Functional/Behavioral Correlates

In atherosclerotic ICA or MCA disease, reduced cortical cBZR binding has been reported in the Broca or Wernicke area in patients with aphasia and subcortical infarcts,^{75, 155} and global reduction of cortical cBZR binding has been shown to be correlated with callosal atrophy, which is associated with global cognitive impairment.^{151, 156} In addition, cerebral hyperperfusion after carotid endarterectomy was found to result in a decrease in IMZ uptake that correlated with postoperative cognitive impairment.¹⁷¹ Therefore, in addition to the co-existing subcortical infarcts, SNL may contribute to the development of subtle poststroke cognitive impairment, depending on the degree of neuronal damage.

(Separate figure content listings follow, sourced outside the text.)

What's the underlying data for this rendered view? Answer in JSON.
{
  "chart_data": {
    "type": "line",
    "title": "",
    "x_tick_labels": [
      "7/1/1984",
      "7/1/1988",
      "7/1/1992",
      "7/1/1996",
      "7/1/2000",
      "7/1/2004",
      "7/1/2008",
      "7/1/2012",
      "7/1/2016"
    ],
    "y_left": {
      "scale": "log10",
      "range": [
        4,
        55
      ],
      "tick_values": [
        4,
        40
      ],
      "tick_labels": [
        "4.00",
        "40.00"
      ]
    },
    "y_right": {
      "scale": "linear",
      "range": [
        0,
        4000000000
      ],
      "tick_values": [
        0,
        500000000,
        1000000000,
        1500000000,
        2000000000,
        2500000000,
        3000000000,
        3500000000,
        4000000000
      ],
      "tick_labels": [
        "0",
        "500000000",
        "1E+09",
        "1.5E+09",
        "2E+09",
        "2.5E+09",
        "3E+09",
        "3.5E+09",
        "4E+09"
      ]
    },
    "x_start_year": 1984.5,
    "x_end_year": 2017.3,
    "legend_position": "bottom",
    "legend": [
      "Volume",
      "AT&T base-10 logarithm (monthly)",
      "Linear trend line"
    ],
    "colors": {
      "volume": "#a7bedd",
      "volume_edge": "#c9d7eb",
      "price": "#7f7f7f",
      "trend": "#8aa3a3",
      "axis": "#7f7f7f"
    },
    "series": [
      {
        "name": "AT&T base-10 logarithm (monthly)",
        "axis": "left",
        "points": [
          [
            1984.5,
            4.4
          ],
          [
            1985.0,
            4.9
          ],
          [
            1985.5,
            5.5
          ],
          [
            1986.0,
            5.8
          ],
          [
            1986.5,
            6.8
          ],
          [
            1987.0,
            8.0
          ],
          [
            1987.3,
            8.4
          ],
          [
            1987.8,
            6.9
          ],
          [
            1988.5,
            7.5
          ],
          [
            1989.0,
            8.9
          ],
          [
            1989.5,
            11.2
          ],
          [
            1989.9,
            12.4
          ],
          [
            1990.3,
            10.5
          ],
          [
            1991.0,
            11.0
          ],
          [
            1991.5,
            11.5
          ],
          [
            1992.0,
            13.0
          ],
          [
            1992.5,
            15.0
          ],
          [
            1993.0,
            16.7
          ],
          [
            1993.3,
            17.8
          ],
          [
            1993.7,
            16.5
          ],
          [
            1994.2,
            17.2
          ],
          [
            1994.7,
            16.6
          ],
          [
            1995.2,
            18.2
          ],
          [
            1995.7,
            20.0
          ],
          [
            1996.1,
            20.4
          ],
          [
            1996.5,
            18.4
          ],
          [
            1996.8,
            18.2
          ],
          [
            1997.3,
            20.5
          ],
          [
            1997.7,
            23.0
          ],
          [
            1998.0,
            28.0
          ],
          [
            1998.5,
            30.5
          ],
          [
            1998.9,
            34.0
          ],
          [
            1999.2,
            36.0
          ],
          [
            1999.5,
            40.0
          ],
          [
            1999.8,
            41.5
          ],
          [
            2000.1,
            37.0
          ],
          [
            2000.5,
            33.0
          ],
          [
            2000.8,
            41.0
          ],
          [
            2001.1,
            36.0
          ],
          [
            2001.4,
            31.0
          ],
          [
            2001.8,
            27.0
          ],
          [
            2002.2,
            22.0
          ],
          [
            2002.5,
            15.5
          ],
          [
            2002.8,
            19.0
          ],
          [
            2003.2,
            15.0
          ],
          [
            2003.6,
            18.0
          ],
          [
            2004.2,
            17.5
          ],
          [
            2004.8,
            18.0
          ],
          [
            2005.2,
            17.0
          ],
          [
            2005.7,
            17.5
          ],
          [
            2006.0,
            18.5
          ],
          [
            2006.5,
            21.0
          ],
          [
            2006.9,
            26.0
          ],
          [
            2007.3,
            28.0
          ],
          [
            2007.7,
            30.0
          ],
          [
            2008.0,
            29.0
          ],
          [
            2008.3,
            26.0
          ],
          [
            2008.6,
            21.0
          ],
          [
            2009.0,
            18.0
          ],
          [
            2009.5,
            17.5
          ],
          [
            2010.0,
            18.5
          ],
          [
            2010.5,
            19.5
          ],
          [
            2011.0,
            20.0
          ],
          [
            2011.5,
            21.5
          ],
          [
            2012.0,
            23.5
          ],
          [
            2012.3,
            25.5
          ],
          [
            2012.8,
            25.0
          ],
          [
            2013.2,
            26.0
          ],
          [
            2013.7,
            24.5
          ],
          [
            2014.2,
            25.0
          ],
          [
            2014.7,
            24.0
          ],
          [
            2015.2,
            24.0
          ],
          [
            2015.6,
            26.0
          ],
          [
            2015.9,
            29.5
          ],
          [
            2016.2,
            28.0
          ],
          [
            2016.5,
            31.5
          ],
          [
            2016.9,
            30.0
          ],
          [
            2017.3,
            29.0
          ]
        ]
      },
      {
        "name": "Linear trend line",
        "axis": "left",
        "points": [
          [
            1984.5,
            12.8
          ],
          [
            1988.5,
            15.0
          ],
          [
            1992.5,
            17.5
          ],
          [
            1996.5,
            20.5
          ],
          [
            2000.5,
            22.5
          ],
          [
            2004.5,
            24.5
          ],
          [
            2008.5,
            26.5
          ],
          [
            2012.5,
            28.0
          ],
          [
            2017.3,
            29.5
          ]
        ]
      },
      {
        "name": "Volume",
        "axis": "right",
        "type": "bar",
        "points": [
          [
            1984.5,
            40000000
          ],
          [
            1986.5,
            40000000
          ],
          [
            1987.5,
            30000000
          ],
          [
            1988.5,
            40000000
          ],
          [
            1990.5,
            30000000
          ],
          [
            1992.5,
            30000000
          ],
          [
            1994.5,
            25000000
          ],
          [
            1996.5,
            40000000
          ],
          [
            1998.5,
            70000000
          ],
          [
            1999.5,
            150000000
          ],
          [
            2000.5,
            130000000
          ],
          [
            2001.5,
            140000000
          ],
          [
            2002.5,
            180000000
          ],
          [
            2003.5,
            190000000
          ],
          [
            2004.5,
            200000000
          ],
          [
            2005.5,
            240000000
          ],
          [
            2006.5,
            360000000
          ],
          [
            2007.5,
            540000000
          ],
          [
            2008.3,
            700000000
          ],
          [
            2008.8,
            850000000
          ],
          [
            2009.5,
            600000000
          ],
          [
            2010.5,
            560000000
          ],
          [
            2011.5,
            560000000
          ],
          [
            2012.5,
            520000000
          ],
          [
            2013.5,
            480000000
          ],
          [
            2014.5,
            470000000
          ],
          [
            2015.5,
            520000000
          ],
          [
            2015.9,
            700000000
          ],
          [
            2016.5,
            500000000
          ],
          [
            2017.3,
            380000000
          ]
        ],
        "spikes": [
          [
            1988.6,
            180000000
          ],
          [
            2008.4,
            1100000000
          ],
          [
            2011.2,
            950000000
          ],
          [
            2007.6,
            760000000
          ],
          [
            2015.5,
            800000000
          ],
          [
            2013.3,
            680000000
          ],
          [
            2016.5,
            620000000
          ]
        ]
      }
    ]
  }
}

Using PET and ¹¹C-FMZ in patients with ICA or MCA disease, Yamauchi et al¹⁶² demonstrated that decreases in cBZR binding in the non-infarcted cerebral cortex was associated with impaired executive functions.

Treatment/Prevention

Vascular reconstruction surgery can improve chronic hemodynamic compromise, which may in turn prevent the development or worsening of SNL, or even perhaps reverse neuronal damage and improve cognitive impairment. For instance, one study reported improvement of hemodynamic compromise after carotid endarterectomy that was associated with postoperative increases in IMZ uptake in correlation with improved cognitive impairment.¹⁷² Another study reported an improvement in cortical thinness after bypass surgery in patients with ICA or MCA occlusive disease including Moyamoya, and severely impaired vasoreactivity.¹⁷³

Concluding Remarks

Misery perfusion contributes to SNL, demonstrated as decreased cBZR in the normal-appearing cerebral cortex. Selective neuronal loss may have considerable impact on the functional outcomes. Therapeutic strategies for preventing neuronal damage are needed, especially in situations of chronic hemodynamic impairment.

Conclusions

The main point that emerges from the present review is that SNL is a widespread phenomenon in cerebrovascular diseases, yet one that eludes routine imaging procedures such as structural MRI. In acute stroke, it almost invariably occurs in the initially ischemic but eventually non-infarcted striatal and cortical areas, particularly in the setting of reperfusion therapy, but also develops in remote connected areas as a marker of neuronal degeneration, and occurs in the whole hemisphere, perhaps with a predilection for the watershed areas, in patients with chronic obstructive ICA or MCA disease causing hemodynamic impairment. As such, this wide prevalence of SNL throughout the brain, ipsilaterally but also contralaterally, may partly account for the increasingly reported diffuse cortical atrophy present in cerebrovascular disease regardless of underlying etiology, and contribute to poststroke cognitive decline, vascular cognitive impairment, and vascular/mixed dementia. For instance, the strong impact of vascular risk factors and vascular pathology on the incidence of clinically diagnosed Alzheimer's disease¹⁷⁴ may be in part explained by SNL, even if it is apparently ‘silent' clinically. It may also reduce the potential for plasticity and recovery in case of further strokes, as well as with age-related neurodegeneration. Studies designed to address these issues are warranted, but also better animal models of SNL. Possible studies to move forward in the field of SNL have been suggested within each section above. In addition, although SNL can be detected in vivo using radionuclide imaging, the search for non-ionizing biomarkers such as MR-based spectroscopy (e.g. NAA⁸²) is an important goal. Similarly, whether SNL can be mitigated by neurogenesis is another important issue. Above all, a better understanding of the underlying mechanisms is required if therapeutic measures to prevent SNL are envisaged.

The authors declare no conflict of interest.